On this date
1814 — The Jane Austen novel “Mansfield Park” was first published in London.
1864 — Union Maj. Gen. John Sedgwick was killed by a Confederate sniper during the Civil War Battle of Spotsylvania in Virginia.
1914 — President Woodrow Wilson, acting on a joint congressional resolution, signed a proclamation designating the second Sunday in May as Mother’s Day.
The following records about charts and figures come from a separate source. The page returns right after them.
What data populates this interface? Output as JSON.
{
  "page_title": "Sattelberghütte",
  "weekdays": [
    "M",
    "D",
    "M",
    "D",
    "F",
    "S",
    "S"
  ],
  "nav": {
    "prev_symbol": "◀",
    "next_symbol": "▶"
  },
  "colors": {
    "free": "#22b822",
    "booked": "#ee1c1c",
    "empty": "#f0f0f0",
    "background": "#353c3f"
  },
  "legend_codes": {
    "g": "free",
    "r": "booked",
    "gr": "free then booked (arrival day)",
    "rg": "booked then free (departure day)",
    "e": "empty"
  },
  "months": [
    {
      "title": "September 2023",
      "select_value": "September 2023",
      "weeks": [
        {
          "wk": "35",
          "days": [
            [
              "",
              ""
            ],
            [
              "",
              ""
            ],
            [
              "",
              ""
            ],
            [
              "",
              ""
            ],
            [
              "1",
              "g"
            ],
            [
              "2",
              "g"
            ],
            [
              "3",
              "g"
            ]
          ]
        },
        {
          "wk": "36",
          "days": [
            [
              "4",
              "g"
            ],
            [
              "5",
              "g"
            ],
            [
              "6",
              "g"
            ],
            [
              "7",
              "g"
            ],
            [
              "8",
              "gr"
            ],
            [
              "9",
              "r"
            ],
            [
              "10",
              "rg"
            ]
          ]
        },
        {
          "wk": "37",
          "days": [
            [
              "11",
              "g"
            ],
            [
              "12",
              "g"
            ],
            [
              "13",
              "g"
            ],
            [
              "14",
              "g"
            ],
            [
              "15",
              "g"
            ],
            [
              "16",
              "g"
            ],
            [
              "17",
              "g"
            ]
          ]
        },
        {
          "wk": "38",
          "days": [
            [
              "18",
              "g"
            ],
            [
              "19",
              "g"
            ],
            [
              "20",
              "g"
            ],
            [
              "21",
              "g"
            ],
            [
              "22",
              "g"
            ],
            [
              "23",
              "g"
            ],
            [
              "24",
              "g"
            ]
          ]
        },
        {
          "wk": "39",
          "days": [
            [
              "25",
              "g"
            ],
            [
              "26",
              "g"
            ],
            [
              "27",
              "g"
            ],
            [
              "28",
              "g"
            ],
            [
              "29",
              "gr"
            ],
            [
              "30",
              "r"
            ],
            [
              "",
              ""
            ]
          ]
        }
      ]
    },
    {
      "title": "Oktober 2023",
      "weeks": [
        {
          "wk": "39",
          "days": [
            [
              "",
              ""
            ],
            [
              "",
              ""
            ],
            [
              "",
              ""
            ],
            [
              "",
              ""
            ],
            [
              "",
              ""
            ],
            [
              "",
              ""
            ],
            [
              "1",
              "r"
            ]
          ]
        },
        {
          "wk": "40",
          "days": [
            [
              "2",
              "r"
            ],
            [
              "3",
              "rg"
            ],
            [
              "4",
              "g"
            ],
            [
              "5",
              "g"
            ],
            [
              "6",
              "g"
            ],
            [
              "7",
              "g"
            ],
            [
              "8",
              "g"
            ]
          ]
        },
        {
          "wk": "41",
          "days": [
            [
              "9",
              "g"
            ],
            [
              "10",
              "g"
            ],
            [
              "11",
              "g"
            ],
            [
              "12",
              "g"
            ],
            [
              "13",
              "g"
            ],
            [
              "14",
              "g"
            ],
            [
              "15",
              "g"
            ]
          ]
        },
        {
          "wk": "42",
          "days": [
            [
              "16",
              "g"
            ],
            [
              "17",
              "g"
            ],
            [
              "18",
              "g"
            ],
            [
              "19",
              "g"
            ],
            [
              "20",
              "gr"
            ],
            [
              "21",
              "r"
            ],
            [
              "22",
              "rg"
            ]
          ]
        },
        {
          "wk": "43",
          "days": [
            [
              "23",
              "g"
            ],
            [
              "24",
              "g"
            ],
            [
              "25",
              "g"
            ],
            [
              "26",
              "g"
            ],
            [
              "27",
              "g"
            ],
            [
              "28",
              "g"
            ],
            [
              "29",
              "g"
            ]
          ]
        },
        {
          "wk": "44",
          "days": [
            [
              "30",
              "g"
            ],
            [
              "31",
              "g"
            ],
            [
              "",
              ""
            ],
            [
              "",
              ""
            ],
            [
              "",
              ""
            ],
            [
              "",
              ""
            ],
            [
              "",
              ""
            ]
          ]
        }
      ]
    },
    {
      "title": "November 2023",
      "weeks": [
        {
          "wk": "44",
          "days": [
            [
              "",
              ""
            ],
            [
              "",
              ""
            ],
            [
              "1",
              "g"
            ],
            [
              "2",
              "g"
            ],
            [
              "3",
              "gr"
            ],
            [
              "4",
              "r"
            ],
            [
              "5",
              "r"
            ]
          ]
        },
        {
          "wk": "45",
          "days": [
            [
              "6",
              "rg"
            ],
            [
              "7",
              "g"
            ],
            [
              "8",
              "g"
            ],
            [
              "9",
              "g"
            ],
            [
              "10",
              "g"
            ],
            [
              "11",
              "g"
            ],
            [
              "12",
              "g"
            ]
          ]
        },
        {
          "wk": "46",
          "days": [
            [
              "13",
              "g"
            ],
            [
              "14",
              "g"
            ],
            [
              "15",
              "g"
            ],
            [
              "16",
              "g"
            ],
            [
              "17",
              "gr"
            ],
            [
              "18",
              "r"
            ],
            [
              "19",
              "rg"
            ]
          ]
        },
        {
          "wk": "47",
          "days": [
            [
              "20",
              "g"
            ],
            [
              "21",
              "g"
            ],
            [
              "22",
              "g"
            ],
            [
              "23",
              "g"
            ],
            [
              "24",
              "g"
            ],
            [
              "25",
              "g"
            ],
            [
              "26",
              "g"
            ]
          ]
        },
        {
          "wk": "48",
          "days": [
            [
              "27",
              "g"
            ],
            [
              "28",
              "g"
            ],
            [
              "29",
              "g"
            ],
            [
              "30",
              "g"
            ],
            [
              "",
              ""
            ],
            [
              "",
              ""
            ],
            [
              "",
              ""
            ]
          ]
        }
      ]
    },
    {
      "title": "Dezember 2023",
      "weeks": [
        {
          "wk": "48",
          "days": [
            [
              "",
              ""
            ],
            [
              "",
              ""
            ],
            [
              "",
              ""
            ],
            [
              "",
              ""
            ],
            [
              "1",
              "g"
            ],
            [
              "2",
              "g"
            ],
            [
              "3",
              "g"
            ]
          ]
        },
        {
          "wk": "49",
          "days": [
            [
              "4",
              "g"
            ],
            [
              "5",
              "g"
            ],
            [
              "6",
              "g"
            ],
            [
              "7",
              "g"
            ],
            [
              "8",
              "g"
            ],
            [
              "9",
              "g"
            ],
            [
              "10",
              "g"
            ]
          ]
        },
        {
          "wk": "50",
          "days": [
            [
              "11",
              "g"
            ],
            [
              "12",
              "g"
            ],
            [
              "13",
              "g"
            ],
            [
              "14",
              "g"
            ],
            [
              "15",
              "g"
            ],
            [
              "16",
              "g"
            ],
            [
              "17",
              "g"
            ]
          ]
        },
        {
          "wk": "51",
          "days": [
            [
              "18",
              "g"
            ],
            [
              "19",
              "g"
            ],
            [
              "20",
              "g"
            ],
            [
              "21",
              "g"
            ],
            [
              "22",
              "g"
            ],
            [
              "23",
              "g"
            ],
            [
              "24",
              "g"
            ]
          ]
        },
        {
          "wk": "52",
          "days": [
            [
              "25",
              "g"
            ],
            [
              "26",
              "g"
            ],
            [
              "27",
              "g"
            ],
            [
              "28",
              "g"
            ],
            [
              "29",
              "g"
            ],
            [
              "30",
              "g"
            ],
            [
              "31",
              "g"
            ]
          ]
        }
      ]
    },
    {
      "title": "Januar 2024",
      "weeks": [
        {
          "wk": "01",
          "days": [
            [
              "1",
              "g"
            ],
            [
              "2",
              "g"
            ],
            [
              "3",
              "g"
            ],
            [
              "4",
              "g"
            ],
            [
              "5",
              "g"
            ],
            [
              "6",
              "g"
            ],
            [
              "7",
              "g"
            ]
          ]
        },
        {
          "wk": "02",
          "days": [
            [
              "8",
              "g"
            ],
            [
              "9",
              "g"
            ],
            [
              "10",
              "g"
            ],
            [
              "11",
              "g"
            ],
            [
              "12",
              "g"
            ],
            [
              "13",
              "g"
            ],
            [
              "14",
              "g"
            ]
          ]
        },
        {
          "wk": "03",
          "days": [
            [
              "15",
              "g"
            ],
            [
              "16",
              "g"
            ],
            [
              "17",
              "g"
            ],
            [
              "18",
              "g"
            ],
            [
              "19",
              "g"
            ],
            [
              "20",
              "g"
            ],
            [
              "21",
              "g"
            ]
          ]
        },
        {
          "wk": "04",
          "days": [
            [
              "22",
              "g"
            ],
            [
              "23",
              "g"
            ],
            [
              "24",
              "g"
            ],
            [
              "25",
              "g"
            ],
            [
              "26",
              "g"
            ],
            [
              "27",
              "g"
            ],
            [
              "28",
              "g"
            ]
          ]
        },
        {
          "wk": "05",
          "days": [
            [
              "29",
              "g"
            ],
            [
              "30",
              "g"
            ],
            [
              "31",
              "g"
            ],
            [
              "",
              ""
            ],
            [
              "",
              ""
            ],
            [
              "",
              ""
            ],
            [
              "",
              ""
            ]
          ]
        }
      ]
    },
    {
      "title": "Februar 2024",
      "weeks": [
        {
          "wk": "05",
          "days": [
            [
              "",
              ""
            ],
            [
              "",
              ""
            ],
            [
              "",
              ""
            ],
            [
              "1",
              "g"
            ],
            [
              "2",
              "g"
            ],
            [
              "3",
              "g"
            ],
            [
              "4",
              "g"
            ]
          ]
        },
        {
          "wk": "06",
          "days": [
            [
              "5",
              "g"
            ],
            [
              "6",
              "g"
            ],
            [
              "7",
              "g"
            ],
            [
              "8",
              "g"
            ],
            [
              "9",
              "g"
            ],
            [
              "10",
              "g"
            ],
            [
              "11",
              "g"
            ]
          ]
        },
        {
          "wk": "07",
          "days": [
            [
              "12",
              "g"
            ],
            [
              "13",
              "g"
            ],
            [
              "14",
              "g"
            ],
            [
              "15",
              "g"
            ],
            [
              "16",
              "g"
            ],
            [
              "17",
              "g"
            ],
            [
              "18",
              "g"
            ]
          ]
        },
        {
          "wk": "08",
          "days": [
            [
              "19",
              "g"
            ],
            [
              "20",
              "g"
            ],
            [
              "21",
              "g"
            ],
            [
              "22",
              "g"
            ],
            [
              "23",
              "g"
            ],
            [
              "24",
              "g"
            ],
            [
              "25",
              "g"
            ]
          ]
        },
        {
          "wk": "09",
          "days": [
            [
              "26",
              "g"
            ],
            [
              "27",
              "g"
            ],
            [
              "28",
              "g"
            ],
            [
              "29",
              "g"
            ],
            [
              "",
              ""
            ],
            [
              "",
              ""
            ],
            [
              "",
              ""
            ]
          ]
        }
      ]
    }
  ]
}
1926 — Americans Richard Byrd and Floyd Bennett supposedly became the first men to fly over the North Pole. (However, U.S. scholars announced in 1996 that their examination of Byrd’s flight diary suggested he had turned back 150 miles short of his goal.)
1936 — Italy annexed Ethiopia.
1945 — With World War II in Europe at an end, Soviet forces liberated Czechoslovakia from Nazi occupation.
1951 — The U.S. conducted its first thermonuclear experiment as part of Operation Greenhouse by detonating a 225-kiloton device on Enewetak Atoll in the Pacific nicknamed “George.”
1961 — In a speech to the National Association of Broadcasters, Federal Communications Commission Chairman Newton N. Minow decried the majority of television programming as a “vast wasteland.”
1994 — South Africa’s newly elected parliament chose Nelson Mandela to be the country’s first black president.